Section 6.6: Damped Oscillations
In real systems, oscillations gradually decrease in amplitude due to resistive forces like friction or air resistance. This phenomenon is called damping. A damped oscillator loses mechanical energy over time as it is converted into thermal or other forms of energy.
Damped Motion Equation:
\[
x(t) = A e^{-\beta t} \cos(\omega' t + \phi)
\]
- \( \beta = \tfrac{b}{2m} \) is the damping coefficient
- \( \omega' = \sqrt{\omega_0^2 - \beta^2} \) is the damped angular frequency
- \( \omega_0 = \sqrt{\tfrac{k}{m}} \) is the natural angular frequency
Types of Damping:
- Underdamped: Oscillations with gradually decreasing amplitude.

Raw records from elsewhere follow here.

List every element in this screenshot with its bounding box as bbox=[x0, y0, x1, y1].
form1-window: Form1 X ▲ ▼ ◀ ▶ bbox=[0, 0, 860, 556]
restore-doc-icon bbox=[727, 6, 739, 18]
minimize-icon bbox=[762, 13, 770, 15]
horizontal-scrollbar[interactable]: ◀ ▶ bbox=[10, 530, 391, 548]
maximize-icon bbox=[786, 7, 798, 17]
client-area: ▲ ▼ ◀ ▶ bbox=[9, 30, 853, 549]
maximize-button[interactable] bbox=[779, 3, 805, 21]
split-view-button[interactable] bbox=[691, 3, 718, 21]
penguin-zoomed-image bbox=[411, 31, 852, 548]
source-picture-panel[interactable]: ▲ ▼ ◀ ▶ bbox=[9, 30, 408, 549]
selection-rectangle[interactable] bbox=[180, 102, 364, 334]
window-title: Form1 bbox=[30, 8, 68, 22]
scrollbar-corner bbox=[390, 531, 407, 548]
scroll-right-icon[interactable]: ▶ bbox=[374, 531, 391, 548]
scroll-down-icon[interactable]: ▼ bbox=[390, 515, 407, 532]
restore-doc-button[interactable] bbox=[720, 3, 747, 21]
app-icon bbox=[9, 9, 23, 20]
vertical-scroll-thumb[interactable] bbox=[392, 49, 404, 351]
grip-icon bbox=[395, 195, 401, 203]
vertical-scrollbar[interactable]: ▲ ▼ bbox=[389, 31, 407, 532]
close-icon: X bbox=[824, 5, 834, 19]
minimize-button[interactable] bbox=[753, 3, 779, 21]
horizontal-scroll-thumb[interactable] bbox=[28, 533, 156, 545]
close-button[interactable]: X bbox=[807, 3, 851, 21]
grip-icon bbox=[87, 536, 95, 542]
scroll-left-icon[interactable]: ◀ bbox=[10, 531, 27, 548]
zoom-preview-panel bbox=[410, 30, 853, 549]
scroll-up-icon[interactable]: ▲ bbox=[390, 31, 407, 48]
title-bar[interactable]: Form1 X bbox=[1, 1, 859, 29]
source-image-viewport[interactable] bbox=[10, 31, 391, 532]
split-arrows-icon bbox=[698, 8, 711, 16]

- Critically damped: Returns to equilibrium as fast as possible without oscillating.
- Overdamped: Returns slowly to equilibrium without oscillations.
Example 1
A 0.5 kg mass is attached to a spring (\(k = 100 \, \text{N/m}\)) with damping constant \(b = 1.0 \, \text{kg/s}\). Find the damped angular frequency.
\(\omega_0 = \sqrt{\tfrac{k}{m}} = \sqrt{\tfrac{100}{0.5}} = \sqrt{200} \approx 14.14 \, \text{rad/s}\)
\(\beta = \tfrac{b}{2m} = \tfrac{1}{1.0} = 1.0 \, \text{s}^{-1}\)
\(\omega' = \sqrt{\omega_0^2 - \beta^2} = \sqrt{200 - 1} \approx 14.1 \, \text{rad/s}\)
Practice Problems
- Explain the physical meaning of the damping coefficient \( \beta \).
- A damped oscillator has \(m=2\) kg, \(k=50\) N/m, \(b=0.8\) kg/s. Find \( \omega' \).
- What distinguishes underdamping from overdamping in terms of system response?
- Show that energy in a damped oscillator decreases exponentially over time.
- Why are critically damped systems important in engineering (e.g., car suspension)?